An Ode To Insanity
The blissful, obsessive irrationality of surfing.
It was a sunny day. Hot, too. One-foot walls of water made their way toward a beach that was half sand and half skin then impotently collapsed about ten feet from the shoreline. There were twenty people surfing.
Surfing, in that instance, is a relative term — in my opinion, what I witnessed that day would more effectively be described as either “a lowland gorilla attempting a Richard Simmons workout on VHS tape” or “people who bought the $800 resin-tint bullshit twin-fin because it looked cool.” And yet, there they were. All twenty of ‘em.
This is insane.
That conclusion was based off a norm I’d gotten a little too comfortable with. Less than three months ago, under grey skies, in a cold rain, with wind that was only a little bit weird, the North Atlantic produced some of the most fun overhead bowls I’ve ever laid my rail on. There was not one other person in the water. This was a normal occurrence. This was the exact same spot.
Trekking through the snow covered sands of Nova Scotia and donning a 5/4/3 and boots just to wiggle about on a block of foam, that’s not insane. Is it?
Photography
Mike Bromley
Fucking insane.
Insanity — which can be defined as extreme folly or unreasonableness — that people would only want to go in the ocean and ride waves when the sun is shining high and bright and the water is warm enough to wear boardshorts and everybody is tan and people are half-naked or occasionally full-naked and sometimes even attractively so. There’s nothing reasonable about that.
What is reasonable, though, is working your ass off to save up a couple grand and not putting that money into an account or a house or making any form of traditional investment with it, and instead opting to spend it on a flight to the other side of the world based off a whisper you heard from a friend of a friend. Reasonable is leaving a warm bed at 5 AM with the desperate hope that maybe the forecasters got it wrong, maybe the wind won’t pick up so damn early. Reasonable is dedicating a large chunk of your life to pursuing some phantom thrill.
Right?
I thought about the places where reason has guided me. Like a halfway house in Puerto Rico because it was on their version of Craigslist and was the cheapest room in town. And behind the wheel of an automobile weaving its way in a zen-like-fear through an Arab street market in Africa because going around it would’ve taken too long and we had a tide to beat. Or the oppressively cold waters of a New Jersey winter, with sideways snowflakes pelting my pre-teen cheeks and digging straight to the bone, all for a waist-high windswell. You probably have stories that relate — obsession manifests itself in many different ways.

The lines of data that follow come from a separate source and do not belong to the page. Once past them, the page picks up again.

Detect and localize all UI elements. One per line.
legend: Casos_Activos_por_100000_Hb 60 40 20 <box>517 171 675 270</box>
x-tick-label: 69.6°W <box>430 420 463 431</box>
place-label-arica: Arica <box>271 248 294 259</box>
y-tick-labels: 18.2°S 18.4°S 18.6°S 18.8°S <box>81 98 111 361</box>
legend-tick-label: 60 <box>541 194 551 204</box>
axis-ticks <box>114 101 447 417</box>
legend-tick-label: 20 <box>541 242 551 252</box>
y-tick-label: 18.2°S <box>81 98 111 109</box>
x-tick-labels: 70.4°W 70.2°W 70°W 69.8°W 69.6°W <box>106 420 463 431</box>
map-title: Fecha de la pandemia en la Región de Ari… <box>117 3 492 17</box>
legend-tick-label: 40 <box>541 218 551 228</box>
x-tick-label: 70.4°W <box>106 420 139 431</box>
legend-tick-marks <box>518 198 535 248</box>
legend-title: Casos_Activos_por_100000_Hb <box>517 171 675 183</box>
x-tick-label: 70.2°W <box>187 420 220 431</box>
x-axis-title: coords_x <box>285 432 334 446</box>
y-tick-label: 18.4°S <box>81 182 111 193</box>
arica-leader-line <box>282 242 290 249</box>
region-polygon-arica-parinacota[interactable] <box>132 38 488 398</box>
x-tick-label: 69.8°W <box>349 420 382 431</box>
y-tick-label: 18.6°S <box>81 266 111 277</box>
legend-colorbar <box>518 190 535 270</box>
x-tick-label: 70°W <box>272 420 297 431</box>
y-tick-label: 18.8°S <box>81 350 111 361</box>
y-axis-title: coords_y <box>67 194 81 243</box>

This wave at the Right, as ridden by Mark Mathews, is though.
Photography
CALUM MACAULAY
But obsession also manifests insanity. Often in life, always in surfing. In both: you don’t realise it’s happening. Without demand or warning, your perspective warps in a radical way — a way that yanks up the roots of logic and sets them all on fire, so why even try to describe it in terms that the unelectrified majority could understand?
Standing, ten feet from the shoreline, waiting for another one-foot wave to try to burgle a foam climb off of — I had the thought one last time.
This is fucking insane.
Something was different though. I finally knew where that insanity lived. And I thanked it for all those vivid delusions for exposing me to sights and sounds and thoughts and feelings that sane people forever insulate themselves from.
Maybe it’s time you thank insanity too. If not, sick twinny. Is that a resin tint?